La consommation personnelle demeurait toujours une valeur importante, mais à cela s’ajoutait un désir d’innovation et de rapidité, entre autres sur le plan de l’information. C’était la New Economy, où les technologies allaient faire disparaître une grande partie de l’économie traditionnelle.

Certaines prédictions se sont avérées exagérées (par exemple, la disparition annoncée du papier), mais la révolution numérique a bel et bien transformé nos sociétés. Les entreprises dominantes incarnaient alors ce désir d’innovation constante et de connectivité totale. Le S&P 500 et ses grands titres étaient donc encore ici fidèles aux valeurs du moment liées à l’information quasi infinie et à la connaissance démocratisée.

Le S&P 500 des années récentes

De nos jours, des éléments comme le développement durable, l’équité et la mouvance ESG (facteurs environnementaux, sociaux et de gouvernance) sont devenus incontournables à la suite de la prise de conscience d’un nécessaire changement de cap économique.

Le virage écologique a certainement ses porte-étendards au sein du S&P 500, avec Tesla (TSLA, 253,40 $ US) comme chef de file de l’électrification des transports et de la production d’énergie verte (bien qu’on puisse se questionner sur les valeurs éthiques de son patron).
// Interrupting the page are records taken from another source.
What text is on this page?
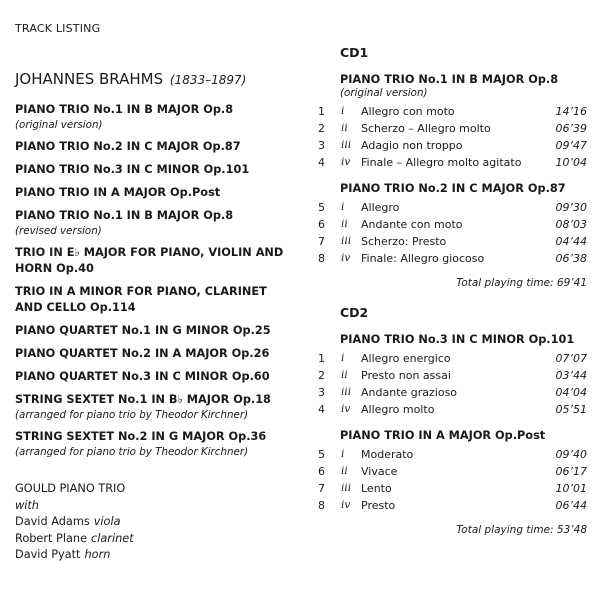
TRACK LISTING
JOHANNES BRAHMS (1833–1897)
PIANO TRIO No.1 IN B MAJOR Op.8
(original version)
PIANO TRIO No.2 IN C MAJOR Op.87
PIANO TRIO No.3 IN C MINOR Op.101
PIANO TRIO IN A MAJOR Op.Post
PIANO TRIO No.1 IN B MAJOR Op.8
(revised version)
TRIO IN E♭ MAJOR FOR PIANO, VIOLIN AND HORN Op.40
TRIO IN A MINOR FOR PIANO, CLARINET AND CELLO Op.114
PIANO QUARTET No.1 IN G MINOR Op.25
PIANO QUARTET No.2 IN A MAJOR Op.26
PIANO QUARTET No.3 IN C MINOR Op.60
STRING SEXTET No.1 IN B♭ MAJOR Op.18
(arranged for piano trio by Theodor Kirchner)
STRING SEXTET No.2 IN G MAJOR Op.36
(arranged for piano trio by Theodor Kirchner)
GOULD PIANO TRIO
with
David Adams viola
Robert Plane clarinet
David Pyatt horn
CD1
PIANO TRIO No.1 IN B MAJOR Op.8
(original version)
1 i Allegro con moto	14’16
2 ii Scherzo – Allegro molto	06’39
3 iii Adagio non troppo	09’47
4 iv Finale – Allegro molto agitato	10’04
PIANO TRIO No.2 IN C MAJOR Op.87
5 i Allegro	09’30
6 ii Andante con moto	08’03
7 iii Scherzo: Presto	04’44
8 iv Finale: Allegro giocoso	06’38
Total playing time: 69’41
CD2
PIANO TRIO No.3 IN C MINOR Op.101
1 i Allegro energico	07’07
2 ii Presto non assai	03’44
3 iii Andante grazioso	04’04
4 iv Allegro molto	05’51
PIANO TRIO IN A MAJOR Op.Post
5 i Moderato	09’40
6 ii Vivace	06’17
7 iii Lento	10’01
8 iv Presto	06’44
Total playing time: 53’48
Plusieurs des plus grandes capitalisations de l’indice insistent d’ailleurs aujourd’hui sur leurs politiques ESG. Clairement absentes de l’équation quelques décennies auparavant, les sensibilités envers une certaine conscience écologique et une plus grande équité sociale sont maintenant centrales à plusieurs choix économiques, surtout pour les plus jeunes générations.

Le mouvement en faveur du Triple Bottom Line (personnes, planète et profits), qui suggère d’ajouter des bulletins environnemental et social aux simples états financiers d’une entreprise, transformera à nouveau un indice qui, à ses débuts, visait davantage la performance purement économique sans égards aux engagements éthiques.

Espérons qu’il pourra ainsi témoigner d’un avenir pas trop lointain où des valeurs sociales et écologiques seront essentielles à la réussite financière. Nous en avons bien besoin.